← Back to context

Comment by ithrow

3 years ago

I don't see how Clojurescript is a good thing here, it's probably the most inefficient and with the most overhead of all the compile to JS languages (with out talking too much about react with penpot uses), even highly optimized pure JS won't come anywhere near the performance of Figma's C++ engine. Yes, performance for this tools matters.

Time will tell. Currently Penpot is using SVG for rendering the canvas, while Figma is using HTML <canvas> element for rendering the canvas, with their own custom engine. I don't know anything about what Penpot is planning, but I'm still excited to see what a SVG canvas could possibly do in competition to Figmas own renderer.

And then the rest of the UI is just basic HTML which any framework/compile-to-js language could handle.
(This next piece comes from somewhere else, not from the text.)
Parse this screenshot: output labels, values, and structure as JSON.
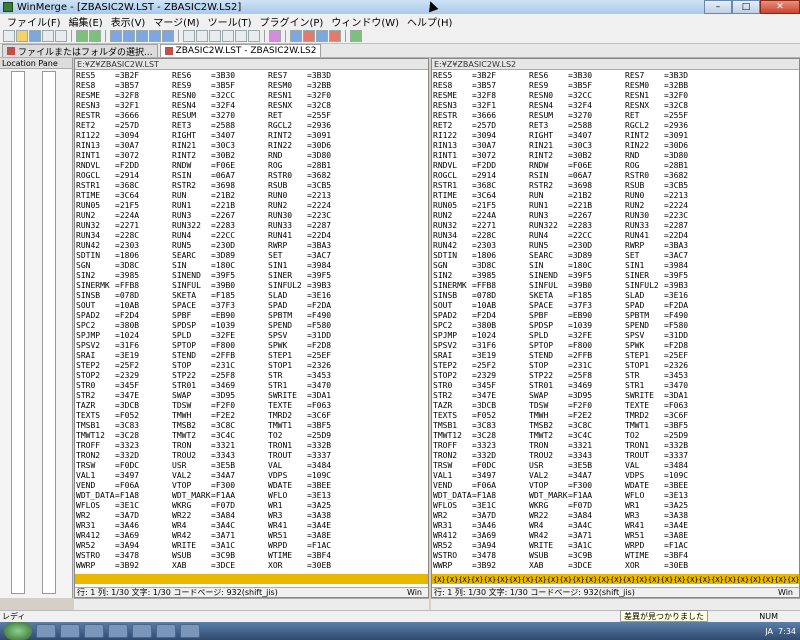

It's all about the canvas, and browsers are arguably pretty efficient at render SVGs so again, time will tell what happens.

  • I've been testing penpot, and yes, you can feel a performance penalty for using SVG instead of Canvas... but only after having like 20 screens or more.

    For smaller projects, weirdly enough it's even faster than figma. Specially initial loading times, and switching between project selection, and loading the project. I think I'm gonna use it more for when I have a quick idea, and want to draft something quickly before lose it, just because of that.

Clojuescript is definitely not the most inefficient compile-to-js language. For example, the default data types will be well-designed with persistent data-structures instead of eg singly linked lists. But maybe you’re limiting to some subset in which clojurescript is the slowest.